بِسۡمِ اللّٰہِ الرَّحۡمٰنِ الرَّحِیۡمِ
Khazanah Ruhani Surah
Shād
Bab
130
Makna
Dīnul-Qayyimah (Agama yang Lurus) & Peringatan Allah Swt. Kepada Umat Islam di Akhir Zaman
Oleh
Ki Langlang Buana Kusuma
D
|
alam Akhir Bab sebelumnya telah
dikemukakan mengenai makna ayat Surah Al-Bayyinah
فِیۡہَا کُتُبٌ
قَیِّمَۃٌ --
“yang di dalamnya ada perintah-perintah abadi” (QS.98:4),
bahwa semua cita-cita, asas-asas luhur, peraturan-peraturan, dan
perintah-perintah yang mengandung kemanfaatan
abadi bagi manusia telah dimasukkan ke dalam Al-Quran, seolah-olah Al-Quran
berperan sebagai penjaga atas kitab-kitab lama dan bebas dari semua cacat dan noda yang
terdapat pada kitab-kitab itu. Itulah
sebabnya Allah Swt. telah memberikan jaminan
pemeliharaan-Nya terhadap Al-Quran,
firman-Nya:
اِنَّا نَحۡنُ نَزَّلۡنَا الذِّکۡرَ
وَ اِنَّا لَہٗ
لَحٰفِظُوۡنَ ﴿﴾
Sesungguhnya
Kami-lah Yang menurunkan
peringatan ini, dan sesungguhnya Kami-lah
pemeliharanya. (Al-Hijr
[15]:10).
Janji
mengenai perlindungan dan penjagaan Al-Quran yang diberikan Allah
Swt. dalam ayat ini telah genap dengan cara yang sangat menakjubkan, sehingga
sekalipun andaikata tidak ada bukti-bukti lainnya, kenyataan ini saja niscaya
sudah cukup membuktikan bahwa Al-Quran
itu berasal dari Allah Swt..
Surah Al-Hijr diturunkan di Mekkah
(Noldeke pun mengakuinya), ketika kehidupan Nabi Besar Muhammad saw. beserta para pengikut beliau saw. sangat
morat-marit keadaannya, dan musuh-musuh dengan mudah dapat menghancurkan agama yang baru itu.
Kegagalan Upaya Para
Penentang Al-Quran
dari Kalangan Ahli Kitab
Ketika itulah orang-orang kafir ditantang untuk
mengerahkan segenap tenaga mereka guna menghancurkan Islam, dan mereka diperingatkan bahwa Allah Swt. akan menggagalkan segala tipu-daya
mereka sebab Dia sendirilah Penjaganya.
Tantangan itu terbuka dan tidak samar-samar, sedangkan keadaan musuh kuat lagi
kejam, kendatipun demikian Al-Quran tetap selamat
dari perubahan, penyisipan, dan pengurangan -- seperti yang terjadi dalam Kitab-kitab suci sebelumnya -- serta senantiasa terus-menerus menikmati penjagaan Allah Swt. yang sempurna.

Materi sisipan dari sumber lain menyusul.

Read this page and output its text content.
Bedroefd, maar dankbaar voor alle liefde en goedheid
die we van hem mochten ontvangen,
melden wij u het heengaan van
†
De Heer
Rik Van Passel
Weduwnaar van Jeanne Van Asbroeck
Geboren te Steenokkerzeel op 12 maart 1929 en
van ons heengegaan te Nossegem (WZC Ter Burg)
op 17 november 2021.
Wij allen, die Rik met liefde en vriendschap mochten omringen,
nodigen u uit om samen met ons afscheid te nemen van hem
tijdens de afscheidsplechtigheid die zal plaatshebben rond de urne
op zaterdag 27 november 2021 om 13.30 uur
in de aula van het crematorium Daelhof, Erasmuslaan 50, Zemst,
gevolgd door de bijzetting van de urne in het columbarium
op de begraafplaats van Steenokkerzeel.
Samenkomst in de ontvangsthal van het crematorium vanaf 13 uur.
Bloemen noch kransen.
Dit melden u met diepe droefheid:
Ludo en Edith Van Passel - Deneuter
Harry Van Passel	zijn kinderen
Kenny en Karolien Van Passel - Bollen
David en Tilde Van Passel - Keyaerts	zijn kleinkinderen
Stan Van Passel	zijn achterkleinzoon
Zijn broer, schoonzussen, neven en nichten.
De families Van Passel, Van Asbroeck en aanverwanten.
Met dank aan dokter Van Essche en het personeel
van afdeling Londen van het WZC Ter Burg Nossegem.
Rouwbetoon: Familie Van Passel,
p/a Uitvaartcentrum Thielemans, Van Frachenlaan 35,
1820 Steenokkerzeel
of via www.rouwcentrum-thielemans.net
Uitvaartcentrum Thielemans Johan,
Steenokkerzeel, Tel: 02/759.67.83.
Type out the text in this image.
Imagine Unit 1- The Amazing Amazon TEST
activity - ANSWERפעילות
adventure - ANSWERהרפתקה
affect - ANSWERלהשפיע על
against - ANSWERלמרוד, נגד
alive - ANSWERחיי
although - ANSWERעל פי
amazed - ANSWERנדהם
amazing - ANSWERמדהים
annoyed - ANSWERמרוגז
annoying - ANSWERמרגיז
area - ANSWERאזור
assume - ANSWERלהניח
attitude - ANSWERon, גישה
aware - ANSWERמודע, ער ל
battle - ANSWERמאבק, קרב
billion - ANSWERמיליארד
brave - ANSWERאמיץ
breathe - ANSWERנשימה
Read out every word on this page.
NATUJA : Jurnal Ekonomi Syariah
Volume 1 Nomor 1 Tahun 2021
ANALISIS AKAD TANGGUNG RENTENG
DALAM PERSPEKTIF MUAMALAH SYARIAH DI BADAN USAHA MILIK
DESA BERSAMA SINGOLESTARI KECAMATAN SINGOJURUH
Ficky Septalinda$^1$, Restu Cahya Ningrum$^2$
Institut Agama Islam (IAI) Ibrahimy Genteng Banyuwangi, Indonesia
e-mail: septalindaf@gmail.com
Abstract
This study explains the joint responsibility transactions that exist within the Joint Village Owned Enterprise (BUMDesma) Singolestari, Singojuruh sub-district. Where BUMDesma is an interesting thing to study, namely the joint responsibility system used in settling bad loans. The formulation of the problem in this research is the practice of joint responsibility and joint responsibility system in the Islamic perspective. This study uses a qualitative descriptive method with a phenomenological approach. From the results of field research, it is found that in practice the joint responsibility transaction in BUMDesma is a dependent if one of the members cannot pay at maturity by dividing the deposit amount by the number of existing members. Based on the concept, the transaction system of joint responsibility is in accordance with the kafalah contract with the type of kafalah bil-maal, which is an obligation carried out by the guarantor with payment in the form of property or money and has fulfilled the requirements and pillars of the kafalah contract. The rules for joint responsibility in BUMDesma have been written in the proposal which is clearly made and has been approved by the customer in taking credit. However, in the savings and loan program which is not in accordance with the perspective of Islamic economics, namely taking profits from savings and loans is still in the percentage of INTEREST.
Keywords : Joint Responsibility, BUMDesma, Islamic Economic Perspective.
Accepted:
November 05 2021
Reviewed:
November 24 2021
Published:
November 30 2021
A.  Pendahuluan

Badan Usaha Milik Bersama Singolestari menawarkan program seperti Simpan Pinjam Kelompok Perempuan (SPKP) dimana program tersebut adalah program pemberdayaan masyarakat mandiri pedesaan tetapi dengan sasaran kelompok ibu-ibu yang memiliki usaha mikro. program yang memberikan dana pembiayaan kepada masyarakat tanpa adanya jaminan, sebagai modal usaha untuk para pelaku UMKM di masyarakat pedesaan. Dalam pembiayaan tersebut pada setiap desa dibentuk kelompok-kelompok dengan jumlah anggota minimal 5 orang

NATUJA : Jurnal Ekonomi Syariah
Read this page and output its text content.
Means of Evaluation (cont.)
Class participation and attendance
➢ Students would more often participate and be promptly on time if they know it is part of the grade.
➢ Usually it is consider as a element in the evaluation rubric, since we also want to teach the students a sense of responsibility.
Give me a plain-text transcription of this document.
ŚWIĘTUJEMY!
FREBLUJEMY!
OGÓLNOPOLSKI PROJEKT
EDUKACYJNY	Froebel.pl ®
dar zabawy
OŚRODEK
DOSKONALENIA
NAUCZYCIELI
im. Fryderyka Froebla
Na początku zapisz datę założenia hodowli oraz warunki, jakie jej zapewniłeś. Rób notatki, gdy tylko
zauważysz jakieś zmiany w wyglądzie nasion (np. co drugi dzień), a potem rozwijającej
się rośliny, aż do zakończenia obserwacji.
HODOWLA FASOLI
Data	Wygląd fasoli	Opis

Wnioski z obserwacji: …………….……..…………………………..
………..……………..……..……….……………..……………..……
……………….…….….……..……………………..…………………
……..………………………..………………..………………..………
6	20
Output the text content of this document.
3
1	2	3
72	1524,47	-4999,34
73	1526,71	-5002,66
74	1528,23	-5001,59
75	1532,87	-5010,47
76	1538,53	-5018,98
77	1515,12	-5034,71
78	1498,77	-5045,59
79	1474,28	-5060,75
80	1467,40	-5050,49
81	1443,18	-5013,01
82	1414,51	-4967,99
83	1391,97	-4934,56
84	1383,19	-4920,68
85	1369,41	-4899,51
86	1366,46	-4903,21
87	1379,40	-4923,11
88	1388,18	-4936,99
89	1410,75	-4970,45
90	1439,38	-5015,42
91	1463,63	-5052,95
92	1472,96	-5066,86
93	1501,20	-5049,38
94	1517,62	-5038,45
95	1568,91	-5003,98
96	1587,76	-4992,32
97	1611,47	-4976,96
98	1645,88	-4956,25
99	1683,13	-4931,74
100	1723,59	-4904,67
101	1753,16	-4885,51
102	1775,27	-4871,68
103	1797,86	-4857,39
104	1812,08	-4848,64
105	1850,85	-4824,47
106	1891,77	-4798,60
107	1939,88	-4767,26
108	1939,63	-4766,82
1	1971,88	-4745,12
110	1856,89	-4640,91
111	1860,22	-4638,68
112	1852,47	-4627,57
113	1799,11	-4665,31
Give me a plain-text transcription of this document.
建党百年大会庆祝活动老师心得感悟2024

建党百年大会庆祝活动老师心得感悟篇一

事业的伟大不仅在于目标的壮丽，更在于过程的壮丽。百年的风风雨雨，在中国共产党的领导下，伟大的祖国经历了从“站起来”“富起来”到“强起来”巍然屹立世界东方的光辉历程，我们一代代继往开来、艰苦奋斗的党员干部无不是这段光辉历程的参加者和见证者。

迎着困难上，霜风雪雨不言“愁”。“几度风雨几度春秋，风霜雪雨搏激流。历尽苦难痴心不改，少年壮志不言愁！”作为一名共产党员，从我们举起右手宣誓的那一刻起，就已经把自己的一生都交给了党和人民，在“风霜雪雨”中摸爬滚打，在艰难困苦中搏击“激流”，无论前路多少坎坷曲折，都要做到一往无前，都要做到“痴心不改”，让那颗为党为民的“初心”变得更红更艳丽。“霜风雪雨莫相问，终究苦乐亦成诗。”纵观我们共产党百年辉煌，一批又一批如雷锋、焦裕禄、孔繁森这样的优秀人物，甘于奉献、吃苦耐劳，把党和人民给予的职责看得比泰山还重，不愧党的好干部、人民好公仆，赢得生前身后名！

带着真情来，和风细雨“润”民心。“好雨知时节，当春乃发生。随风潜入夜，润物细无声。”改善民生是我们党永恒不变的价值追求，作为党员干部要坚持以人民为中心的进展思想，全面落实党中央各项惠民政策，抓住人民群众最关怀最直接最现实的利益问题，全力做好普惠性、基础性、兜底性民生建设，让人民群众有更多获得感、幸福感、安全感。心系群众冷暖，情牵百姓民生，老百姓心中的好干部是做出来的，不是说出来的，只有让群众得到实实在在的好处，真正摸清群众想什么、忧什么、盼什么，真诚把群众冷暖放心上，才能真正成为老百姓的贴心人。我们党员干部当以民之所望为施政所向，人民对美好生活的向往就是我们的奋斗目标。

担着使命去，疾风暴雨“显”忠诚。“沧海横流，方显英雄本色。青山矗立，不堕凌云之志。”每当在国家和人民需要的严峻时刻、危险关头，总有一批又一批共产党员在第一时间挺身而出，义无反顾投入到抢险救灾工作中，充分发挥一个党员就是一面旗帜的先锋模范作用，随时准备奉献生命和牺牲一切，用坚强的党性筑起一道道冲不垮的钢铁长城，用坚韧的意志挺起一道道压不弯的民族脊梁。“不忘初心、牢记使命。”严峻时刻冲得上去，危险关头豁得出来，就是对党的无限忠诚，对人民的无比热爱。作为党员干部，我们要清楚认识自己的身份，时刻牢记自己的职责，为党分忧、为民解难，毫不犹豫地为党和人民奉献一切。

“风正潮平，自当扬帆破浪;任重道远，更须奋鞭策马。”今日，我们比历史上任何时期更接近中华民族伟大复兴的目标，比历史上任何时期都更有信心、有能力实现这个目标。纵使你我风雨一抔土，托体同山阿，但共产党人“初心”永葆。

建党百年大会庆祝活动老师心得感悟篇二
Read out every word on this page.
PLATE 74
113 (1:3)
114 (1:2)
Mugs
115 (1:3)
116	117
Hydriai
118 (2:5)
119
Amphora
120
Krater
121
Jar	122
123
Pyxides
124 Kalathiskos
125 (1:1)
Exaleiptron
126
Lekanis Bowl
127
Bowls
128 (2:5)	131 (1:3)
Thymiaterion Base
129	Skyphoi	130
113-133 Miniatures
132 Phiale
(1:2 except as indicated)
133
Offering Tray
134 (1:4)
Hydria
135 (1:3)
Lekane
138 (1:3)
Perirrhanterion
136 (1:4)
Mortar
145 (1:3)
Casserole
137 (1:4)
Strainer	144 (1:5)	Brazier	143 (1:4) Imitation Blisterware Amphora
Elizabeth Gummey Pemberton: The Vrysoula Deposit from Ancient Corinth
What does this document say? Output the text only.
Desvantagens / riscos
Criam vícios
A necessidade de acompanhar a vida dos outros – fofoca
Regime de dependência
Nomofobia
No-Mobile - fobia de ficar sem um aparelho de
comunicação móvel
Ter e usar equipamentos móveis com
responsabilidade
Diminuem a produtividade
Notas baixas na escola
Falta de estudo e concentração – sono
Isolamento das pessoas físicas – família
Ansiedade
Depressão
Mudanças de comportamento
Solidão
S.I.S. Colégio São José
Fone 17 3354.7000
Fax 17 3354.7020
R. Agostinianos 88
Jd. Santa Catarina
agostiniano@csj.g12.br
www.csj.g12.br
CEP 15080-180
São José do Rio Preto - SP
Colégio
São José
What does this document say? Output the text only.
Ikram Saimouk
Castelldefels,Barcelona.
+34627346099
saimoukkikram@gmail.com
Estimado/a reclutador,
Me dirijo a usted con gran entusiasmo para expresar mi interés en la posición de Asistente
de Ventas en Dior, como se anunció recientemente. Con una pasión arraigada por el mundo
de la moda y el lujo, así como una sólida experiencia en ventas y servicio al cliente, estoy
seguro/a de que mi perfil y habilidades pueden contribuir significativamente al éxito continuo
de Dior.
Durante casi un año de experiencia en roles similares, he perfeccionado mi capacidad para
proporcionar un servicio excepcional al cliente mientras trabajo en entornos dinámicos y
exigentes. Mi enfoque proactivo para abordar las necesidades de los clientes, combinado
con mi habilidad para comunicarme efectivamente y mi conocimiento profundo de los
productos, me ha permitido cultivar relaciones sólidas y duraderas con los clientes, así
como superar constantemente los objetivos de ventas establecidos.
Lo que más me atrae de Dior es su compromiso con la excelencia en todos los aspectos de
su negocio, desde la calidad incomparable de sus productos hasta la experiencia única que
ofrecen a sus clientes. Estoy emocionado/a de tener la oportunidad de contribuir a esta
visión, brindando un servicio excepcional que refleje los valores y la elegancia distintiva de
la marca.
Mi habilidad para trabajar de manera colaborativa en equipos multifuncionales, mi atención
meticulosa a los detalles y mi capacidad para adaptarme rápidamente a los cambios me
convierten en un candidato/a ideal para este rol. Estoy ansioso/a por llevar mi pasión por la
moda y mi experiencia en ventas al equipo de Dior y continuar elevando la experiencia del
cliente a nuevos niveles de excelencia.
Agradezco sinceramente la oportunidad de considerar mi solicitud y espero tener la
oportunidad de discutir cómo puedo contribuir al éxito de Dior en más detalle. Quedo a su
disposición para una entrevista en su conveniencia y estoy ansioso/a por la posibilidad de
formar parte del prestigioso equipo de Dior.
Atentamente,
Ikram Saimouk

Keistimewaan Al-Quran yang demikian itu tidak dimiliki oleh Kitab-kitab lainnya yang diwahyukan
sebelumnya, karena memang missi
KItab-kitab suci yang diwahyukan sebelum Al-Quran bukan saja bersikap kaumi (hanya untuk kaum tertentu) tetapi juga waktu berlakunya terbatas
Sir William Muir, sarjana ahli
kritik yang tersohor, karena sikapnya memusuhi Islam, berkata: “Kita dapat menetapkan berdasarkan dugaan
yang paling keras, bahwa tiap-tiap ayat dalam Al-Quran itu asli dan merupakan
gubahan Muhammad sendiri yang tidak mengalami perubahan ......................
Ada jaminan yang kuat, baik dari dalam Alquran maupun dari luar, bahwa kita
memiliki teks yang Muhammad sendiri siarkan dan pergunakan
...................... Membandingkan teks asli mereka yang tidak mengalami
perubahan itu dengan berbagai naskah kitab-kitab suci kita, adalah
membandingkan hal-hal yang antaranya tidak ada persamaan (Introduction to “The Life of Mohammad”).
Prof. Noldeke, ahli ketimuran
besar yang berkebangsaan Jerman menulis sebagai berikut, “Usaha-usaha dari para
sarjana Eropa untuk membuktikan adanya sisipan-sisipan dalam Al-Quran di masa
kemudian, telah gagal” (Encyclopaedia
Britannica). Kebalikannya, kegagalan mutlak dari Dr. Mingana,
beberapa tahun berselang, untuk mencari-cari
kelemahan dalam kemurnian teks
Al-Quran, membuktikan dengan pasti kebenaran
da'wa kitab itu, bahwa di antara semua kitab suci yang diwahyukan, hanya
Al-Quranlah yang seluruhnya tetap kebal
dari penyisipan atau campur-tangan manusia.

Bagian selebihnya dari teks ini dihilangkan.